俺に、そんな憧れはないはずだけど、状況的にね?


「兄さん、また無茶を……」

「済まないな。甘えちゃって」

「見ている身にもなってください」


 そう非難しつつも、甲斐甲斐しく治療をしてくれる莉桜。俺から腕を受け取り、《リペア・ダメージ》の呪文を唱えた。

 単純な傷と違い、四肢――もしかすると頭も?――欠損の場合は、時間がかかる。


「直しやすいように斬ったつもりでござるがな」

「私の兄さんですよ、どんな傷でも治ります。治してみせます」


 きっとファイナさんをにらみつけ、莉桜はまた治療に戻る。

 褐色エルフの師匠は、ばつが悪そうに遠くを見つめていた。


 少し可愛い。


「そろそろ、実戦も視野に入れるべき段階になっているでござるよ。よく頑張ったでござるな」


 ごまかすような賞賛だが、嘘はない。

 ファイナさんとの修業は、順調に進んでいる。


 他でもない、今も残る手応えが、その証拠だ。


「実戦ということは、ファイナさん以外と……ということですよね?」

「いかにも。そろそろ、魔素(マナ)の残余が心許ないようでござるしな」


 修行は順調に進んでいたが、特技の使用だけが例外。

 そりゃそうだよな。特技を使えば、【MP】は減る。なにもしなくても一日に1ずつは減る。修行が始まってから、かれこれ一週間。既に残り【MP】は5を割り込み、かなり心許ない。


「なんで、兄さんに特技を使わせないんですか。そんな縛りプレイの果てに重傷を負うなど、到底受け入れられません」

「特技などなくても切り抜けられたほうが、効率的でござろう?」

「それはそうですが……」


 それで俺が傷つくのは見たくないと、健気な莉桜は言えずにいた。心配はしているが、邪魔もしたくない。

 健気さゆえのジレンマ。


「他に縁もなかったゆえ当然とはいえ、最初に立ち会ったときに感じたでござるよ。特技に頼るのが当然との。それでは、レベルアップが遠くなるだけでござる」

「なるべく長く、修行の期間を取りたいだけかと思ってました」

「それもあるでござるが」


 あるんだ。

 まあそうだよね。ファイナさんだもんね。


「明日から早速、森に出て魔物狩りでござるよな。やや移動するゆえ、覚悟するでござるよ」

「あ、はい」


 そういや、初めて会ったとき『獣も滅多に訪れることなき僻地』って言ってたけど、この周辺は獣にとって〈最高危険地帯〉モーストデンジャラスゾーンになってるんじゃないだろうか。


 それは単なる思いつきだったが、結果的には天啓に等しかった。





「兄さん、莉桜はとても不満です」

「……突然だな」


 夜。

 庵の一室で、俺たち兄妹は布団を並べて眠っていた。眠っていたというか、眠る寸前か。

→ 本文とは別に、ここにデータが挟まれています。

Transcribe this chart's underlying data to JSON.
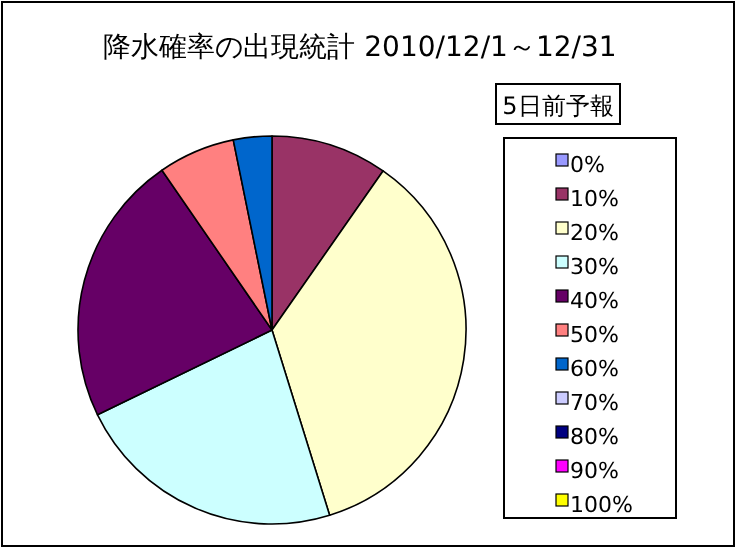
{
  "chart_data": {
    "type": "pie",
    "title": "降水確率の出現統計 2010/12/1～12/31",
    "legend_title": "5日前予報",
    "categories": [
      "0%",
      "10%",
      "20%",
      "30%",
      "40%",
      "50%",
      "60%",
      "70%",
      "80%",
      "90%",
      "100%"
    ],
    "values": [
      0,
      9.7,
      35.5,
      22.6,
      22.6,
      6.4,
      3.2,
      0,
      0,
      0,
      0
    ],
    "colors": [
      "#9999ff",
      "#993366",
      "#ffffcc",
      "#ccffff",
      "#660066",
      "#ff8080",
      "#0066cc",
      "#ccccff",
      "#000080",
      "#ff00ff",
      "#ffff00"
    ],
    "legend": "right"
  }
}
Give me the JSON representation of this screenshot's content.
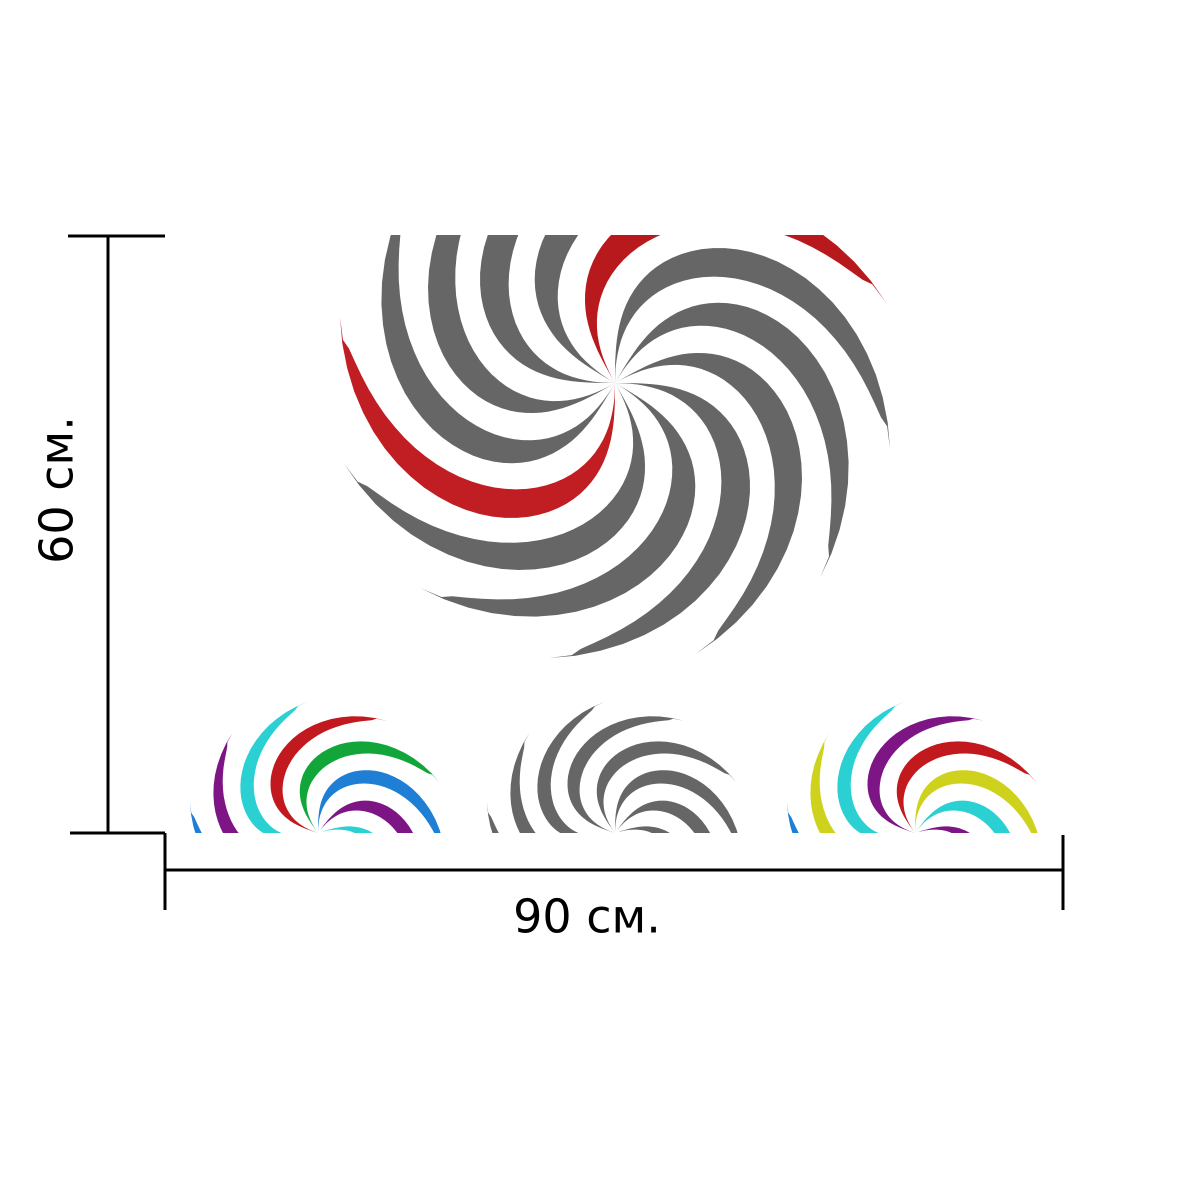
{
  "dimensions": {
    "height": "60 см.",
    "width": "90 см."
  }
}
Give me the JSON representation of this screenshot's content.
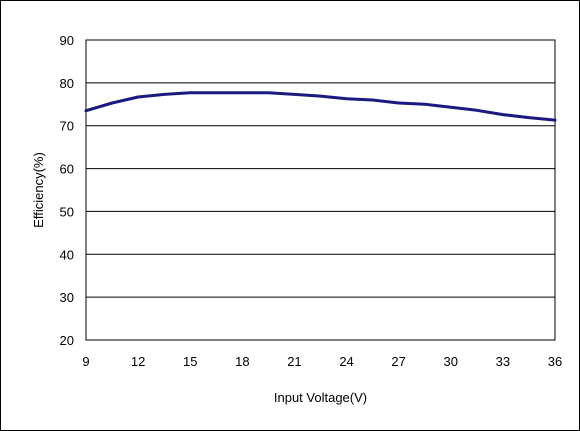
{
  "chart_data": {
    "type": "line",
    "title": "",
    "xlabel": "Input Voltage(V)",
    "ylabel": "Efficiency(%)",
    "xlim": [
      9,
      36
    ],
    "ylim": [
      20,
      90
    ],
    "xticks": [
      9,
      12,
      15,
      18,
      21,
      24,
      27,
      30,
      33,
      36
    ],
    "yticks": [
      20,
      30,
      40,
      50,
      60,
      70,
      80,
      90
    ],
    "grid": "horizontal",
    "legend": "none",
    "series": [
      {
        "color": "#1a1a80",
        "x": [
          9,
          10.5,
          12,
          13.5,
          15,
          16.5,
          18,
          19.5,
          21,
          22.5,
          24,
          25.5,
          27,
          28.5,
          30,
          31.5,
          33,
          34.5,
          36
        ],
        "y": [
          73.5,
          75.3,
          76.7,
          77.3,
          77.7,
          77.7,
          77.7,
          77.7,
          77.3,
          76.9,
          76.3,
          76.0,
          75.3,
          75.0,
          74.3,
          73.6,
          72.6,
          71.9,
          71.3
        ]
      }
    ]
  }
}
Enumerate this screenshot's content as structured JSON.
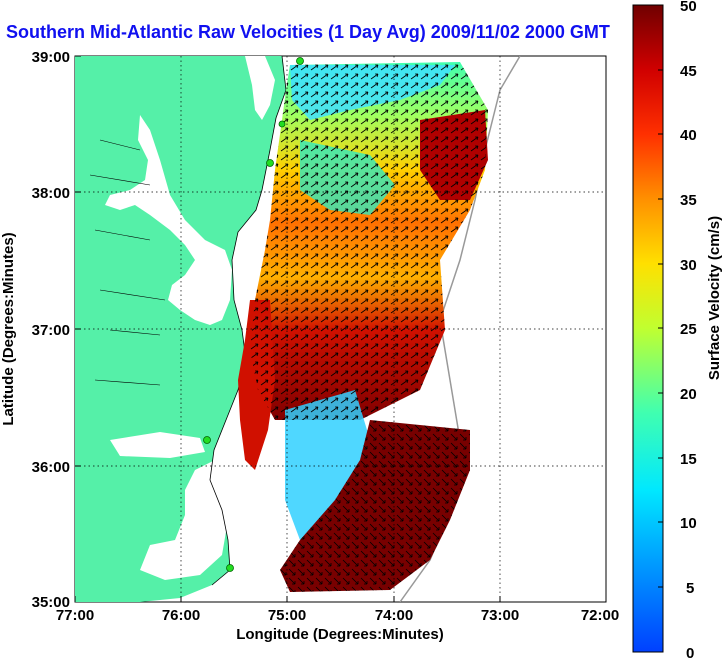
{
  "title": "Southern Mid-Atlantic Raw Velocities (1 Day Avg) 2009/11/02 2000 GMT",
  "x_axis": {
    "label": "Longitude (Degrees:Minutes)",
    "ticks": [
      "77:00",
      "76:00",
      "75:00",
      "74:00",
      "73:00",
      "72:00"
    ]
  },
  "y_axis": {
    "label": "Latitude (Degrees:Minutes)",
    "ticks": [
      "39:00",
      "38:00",
      "37:00",
      "36:00",
      "35:00"
    ]
  },
  "colorbar": {
    "label": "Surface Velocity (cm/s)",
    "ticks": [
      "50",
      "45",
      "40",
      "35",
      "30",
      "25",
      "20",
      "15",
      "10",
      "5",
      "0"
    ],
    "min": 0,
    "max": 50
  },
  "colors": {
    "land": "#55f0a8",
    "title": "#1010f0",
    "station": "#22dd22"
  },
  "stations": [
    "station-north",
    "station-delaware",
    "station-hatteras-north",
    "station-hatteras-south",
    "station-nc"
  ]
}
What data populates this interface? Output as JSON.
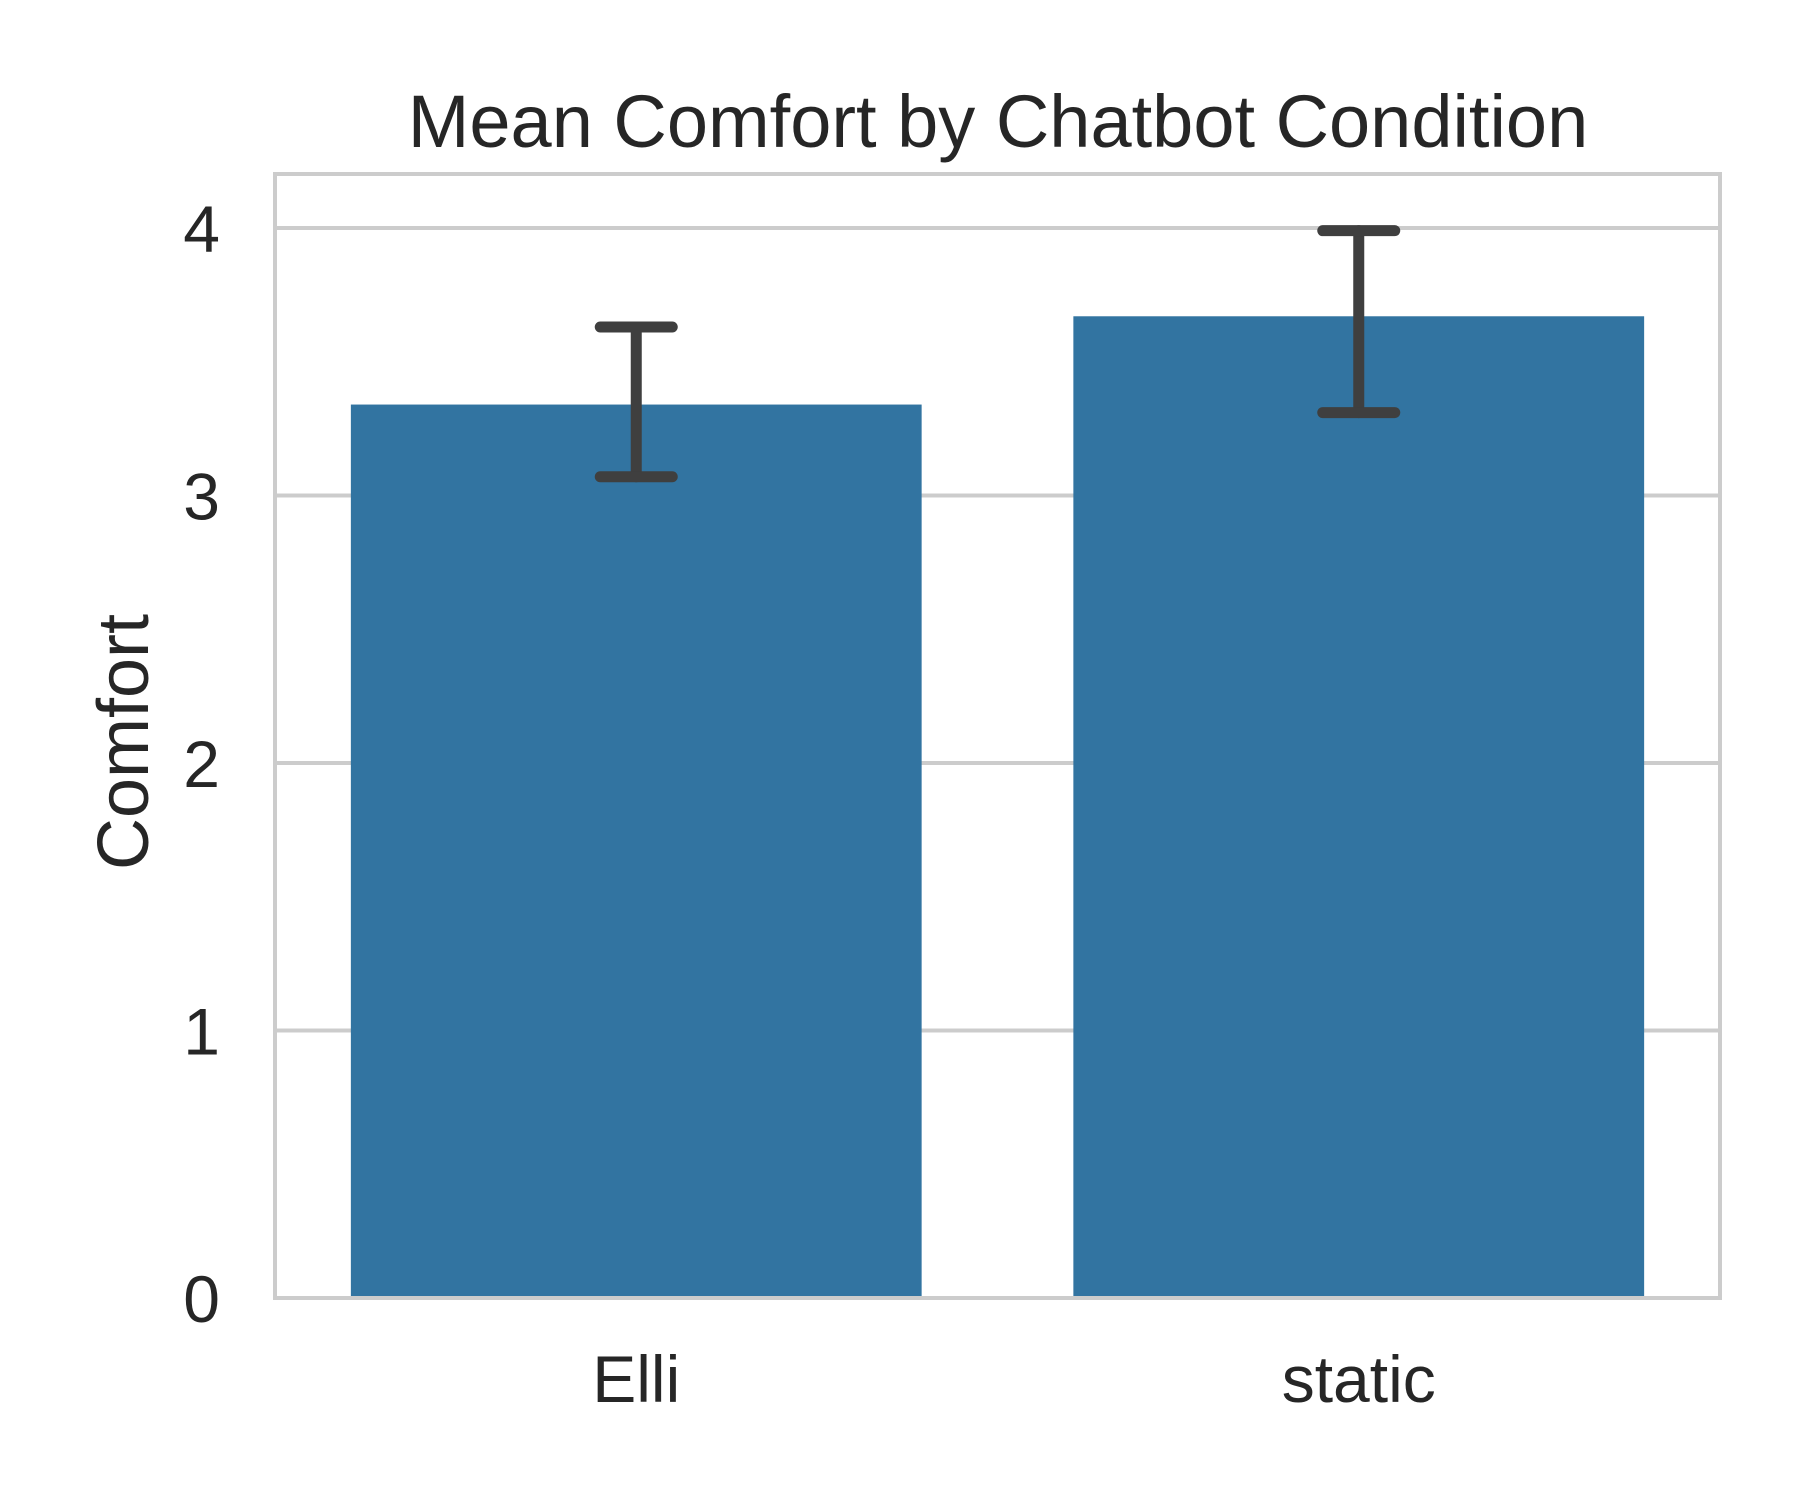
{
  "chart_data": {
    "type": "bar",
    "title": "Mean Comfort by Chatbot Condition",
    "xlabel": "",
    "ylabel": "Comfort",
    "categories": [
      "Elli",
      "static"
    ],
    "values": [
      3.34,
      3.67
    ],
    "error_bars": [
      {
        "low": 3.07,
        "high": 3.63
      },
      {
        "low": 3.31,
        "high": 3.99
      }
    ],
    "ylim": [
      0,
      4.2
    ],
    "yticks": [
      "0",
      "1",
      "2",
      "3",
      "4"
    ],
    "grid": "horizontal",
    "bar_color": "#3274a1",
    "error_color": "#3f3f3f",
    "grid_color": "#cccccc"
  }
}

 もちろん、布団の間には衝立が置いてある。男女七歳にして席を同じうせずの精神だ。


 しかし、莉桜の一人称が「私」から「莉桜」に変わっている。


 これは、甘えたい……という状況じゃない。


 怒ってるのか?


「この衝立を外すのは、ファイナさんの手前ちょっとなぁ……」

「あの方は、そんな細かいことを気にしないと思いますが、そうではありません」


 では、なんだというのか。

 暗い室内で緊張しながら、俺は莉桜の言葉を待つ。


 クラウドホエールダンジョンで莉桜の告白を受けたときと、同じようなシチュエーション。少し、緊張する。


「兄さんが私のために一生懸命なのは分かります。不満を持つべきではないというのも理解できています。ですが、少し、ないがしろにしすぎではないでしょうか?」


 莉桜は、その長い台詞を一息で言い切った。

 それだけに、実感がこもっている。


 本来、莉桜はこんなわがままを――たとえ思っていても――言うような娘じゃない。


「そんなに、俺は無茶をしてるかな?」


 だから、その真意は俺をいさめることにある。

 妹を顧みろということは、修業にばかりかまけているなという意味であり、今の状況を考えるとがむしゃらすぎるという心配の表明となる。


「斬られた腕で殴るのが無茶ではないと?」

「自爆に比べたら……いえ、なんでもないです」


 布団に横たわりながら、思わず居住まいを正してしまった。こう、衝立の向こうからね。師匠に似た気配っていうかね? そんな雰囲気が漂ってきたら、誰だってそうする。俺もそうした。


「そんなことを言っていると、兄さん」


 いつもと変わらない、柔らかく優しい声。

 なのに、ぞっとするほど恐ろしい。


 なんなんだ? 女性は、みんなエルフなの?


「追憶編を通り越して星霜編に入っちゃいますよ?」

「よく分からないけど、すまん……」


 やっぱり、悪いのは俺ということになるんだろう。


「だから、今日は添い寝を希望します」

「いや、却下だろ」

「なので、今日は添い寝を希望します」


 莉桜は、一歩も引かない。これだけは絶対に譲れないと、要求を繰り返した。

 明日からは実戦……命のやり取りだ。その前にリラックスしろということなのだろうが、兄妹とはいえ、越えてはいけない一線がある。


「俺と添い寝しても面白くないだろ」

「とんでもない。私の兄さんを侮辱するのは止めてください」

「えー」


 そう言われると、反論できねえ……。


 まあ、結局の所。


 兄妹とはいえ、越えてはいけない一線がある。これは確かで、撤回しようとは思わないのだが。

 同時に、妹のおねだりを拒絶できる兄も存在しない。


 この真理を証明することになった。